Bevacizumab's Indication Extended in Colorectal Cancer

Zosia Chustecka

January 24, 2013

Bevacizumab (Avastin, Genentech/Roche) is already approved for use in combination with chemotherapy as a first-line treatment for metastatic colorectal cancer, but the drug now has an extended indication. The US Food and Drug Administration has approved new labeling, which allows the use of bevacizumab to be continued after disease progression. The European product labeling has also been updated.
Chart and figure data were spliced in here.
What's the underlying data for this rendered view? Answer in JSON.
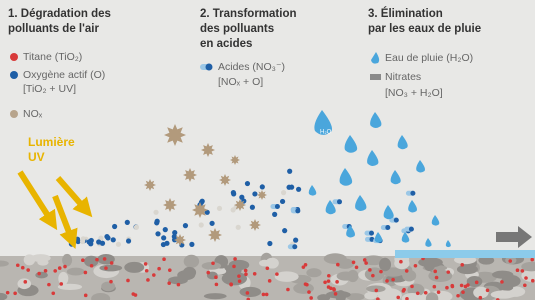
{
  "steps": [
    {
      "title": [
        "1. Dégradation des",
        "polluants de l'air"
      ],
      "legend": [
        [
          "Titane (TiO₂)"
        ],
        [
          "Oxygène actif (O)",
          "[TiO₂ + UV]"
        ],
        [
          "NOₓ"
        ]
      ]
    },
    {
      "title": [
        "2. Transformation",
        "des polluants",
        "en acides"
      ],
      "legend": [
        [
          "Acides (NO₃⁻)",
          "[NOₓ + O]"
        ]
      ]
    },
    {
      "title": [
        "3. Élimination",
        "par les eaux de pluie"
      ],
      "legend": [
        [
          "Eau de pluie (H₂O)"
        ],
        [
          "Nitrates",
          "[NO₃ + H₂O]"
        ]
      ]
    }
  ],
  "light_label": [
    "Lumière",
    "UV"
  ],
  "drop_label": "H₂O"
}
"The majority of people diagnosed with metastatic colorectal cancer receive [bevacizumab] plus chemotherapy as their initial treatment," said Hal Barron, MD, chief medical officer at Genentech, in a press release. "These people now have the option to continue with [bevacizumab] plus a new chemotherapy after their cancer worsens, which may help them live longer than changing to a new chemotherapy alone," he explained.

The clinical data to support this indication come from the phase 3 ML18147 study, which was presented last year at the annual meeting of the American Society of Clinical Oncology, and reported at the time by Medscape Medical News.
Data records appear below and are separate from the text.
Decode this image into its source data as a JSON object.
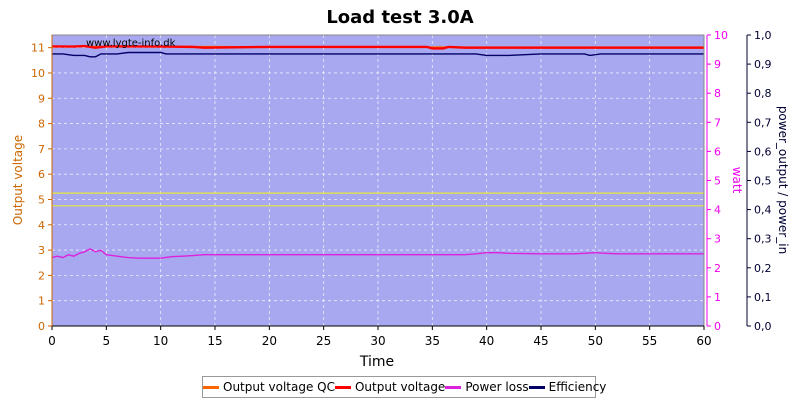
{
  "chart_data": {
    "type": "line",
    "title": "Load test 3.0A",
    "watermark": "www.lygte-info.dk",
    "xlabel": "Time",
    "xlim": [
      0,
      60
    ],
    "x_ticks": [
      0,
      5,
      10,
      15,
      20,
      25,
      30,
      35,
      40,
      45,
      50,
      55,
      60
    ],
    "y_left": {
      "label": "Output voltage",
      "lim": [
        0,
        11.5
      ],
      "ticks": [
        0,
        1,
        2,
        3,
        4,
        5,
        6,
        7,
        8,
        9,
        10,
        11
      ],
      "color": "#cc6600"
    },
    "y_right1": {
      "label": "watt",
      "lim": [
        0,
        10
      ],
      "ticks": [
        0,
        1,
        2,
        3,
        4,
        5,
        6,
        7,
        8,
        9,
        10
      ],
      "color": "#ee00ee"
    },
    "y_right2": {
      "label": "power_output / power_in",
      "lim": [
        0,
        1.0
      ],
      "ticks": [
        "0,0",
        "0,1",
        "0,2",
        "0,3",
        "0,4",
        "0,5",
        "0,6",
        "0,7",
        "0,8",
        "0,9",
        "1,0"
      ],
      "color": "#000033"
    },
    "reference_lines_left": [
      4.75,
      5.25
    ],
    "reference_line_color": "#e8e838",
    "grid": true,
    "plot_background": "#a8a8f0",
    "legend_position": "bottom",
    "series": [
      {
        "name": "Output voltage QC",
        "color": "#ff6600",
        "axis": "left",
        "x": [
          0,
          5,
          10,
          15,
          20,
          25,
          30,
          35,
          40,
          45,
          50,
          55,
          60
        ],
        "y": [
          11.05,
          11.05,
          11.04,
          11.04,
          11.03,
          11.03,
          11.03,
          11.02,
          11.02,
          11.02,
          11.02,
          11.02,
          11.02
        ]
      },
      {
        "name": "Output voltage",
        "color": "#ff0000",
        "axis": "left",
        "x": [
          0,
          2,
          3,
          4,
          5,
          10,
          13,
          14,
          20,
          30,
          34.5,
          35,
          36,
          36.5,
          38,
          40,
          50,
          60
        ],
        "y": [
          11.05,
          11.04,
          11.06,
          11.0,
          11.05,
          11.04,
          11.03,
          11.0,
          11.03,
          11.03,
          11.03,
          10.97,
          10.97,
          11.03,
          11.0,
          11.0,
          11.0,
          11.0
        ]
      },
      {
        "name": "Power loss",
        "color": "#dd22dd",
        "axis": "right1",
        "x": [
          0,
          0.5,
          1,
          1.5,
          2,
          2.5,
          3,
          3.5,
          4,
          4.5,
          5,
          6,
          7,
          8,
          9,
          10,
          11,
          12,
          13,
          14,
          15,
          20,
          25,
          30,
          35,
          38,
          39,
          40,
          41,
          42,
          45,
          48,
          49,
          50,
          51,
          52,
          55,
          60
        ],
        "y": [
          2.35,
          2.4,
          2.35,
          2.45,
          2.4,
          2.5,
          2.55,
          2.65,
          2.55,
          2.6,
          2.45,
          2.4,
          2.35,
          2.33,
          2.33,
          2.33,
          2.38,
          2.4,
          2.42,
          2.45,
          2.45,
          2.45,
          2.45,
          2.45,
          2.45,
          2.45,
          2.48,
          2.52,
          2.52,
          2.5,
          2.48,
          2.48,
          2.5,
          2.52,
          2.5,
          2.48,
          2.48,
          2.48
        ]
      },
      {
        "name": "Efficiency",
        "color": "#000066",
        "axis": "right2",
        "x": [
          0,
          1,
          2,
          3,
          3.5,
          4,
          4.5,
          5,
          6,
          7,
          8,
          10,
          10.5,
          15,
          20,
          25,
          30,
          35,
          39,
          40,
          42,
          45,
          49,
          49.5,
          50.5,
          55,
          60
        ],
        "y": [
          0.935,
          0.935,
          0.93,
          0.93,
          0.925,
          0.925,
          0.935,
          0.935,
          0.935,
          0.94,
          0.94,
          0.94,
          0.935,
          0.935,
          0.935,
          0.935,
          0.935,
          0.935,
          0.935,
          0.93,
          0.93,
          0.935,
          0.935,
          0.93,
          0.935,
          0.935,
          0.935
        ]
      }
    ]
  }
}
Many oncologists in the United States are already extending bevacizumab beyond first progression; this study gives justification for that, said Bruce J. Roth, MD, professor of medicine in the division of oncology at Washington University School of Medicine in St. Louis, Missouri.
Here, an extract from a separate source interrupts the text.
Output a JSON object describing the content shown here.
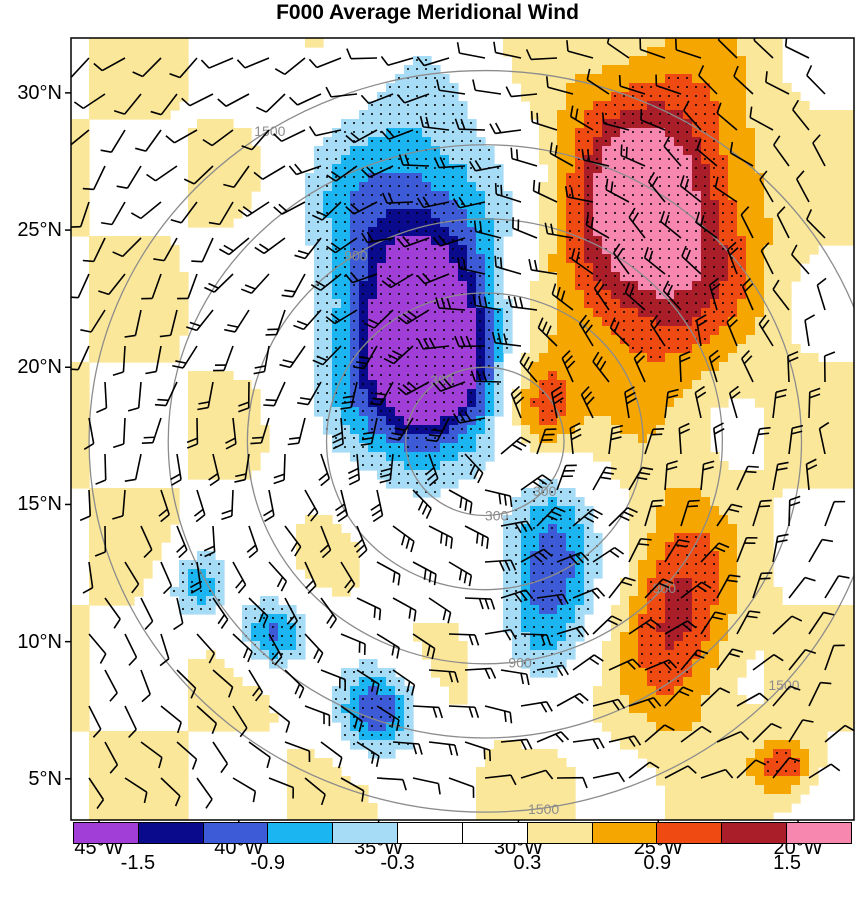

At the meeting last year, Dr. Roth explained that the trial was well designed and demonstrated the benefit of continuation, but didn't address the magnitude of that benefit. "That's...for individual physicians and their patients to decide," he added.

One issue is the high cost of the drug, and the question of "whether it is worth these months of second-line therapy," Dr. Roth said. "It's hard to know where that breakpoint is, but this study provides a scientific benefit for that strategy."

Improved Survival

The ML18147 study involved 820 patients with metastatic colorectal cancer whose disease had progressed after bevacizumab plus standard first-line chemotherapy (fluoropyrimidine plus either irinotecan or oxaliplatin). All patients were then treated with a chemotherapy different than their first-line regimen, and half continued on bevacizumab.

The results, calculated from the initiation of this second-line treatment, show significantly better median overall survival with bevacizumab continuation than with chemotherapy alone (11.2 vs 9.8 months; hazard ratio [HR], 0.81; P = .0057), and significantly better median progression-free survival (5.7 vs 4.1 months; HR, 0.68; P < .0001).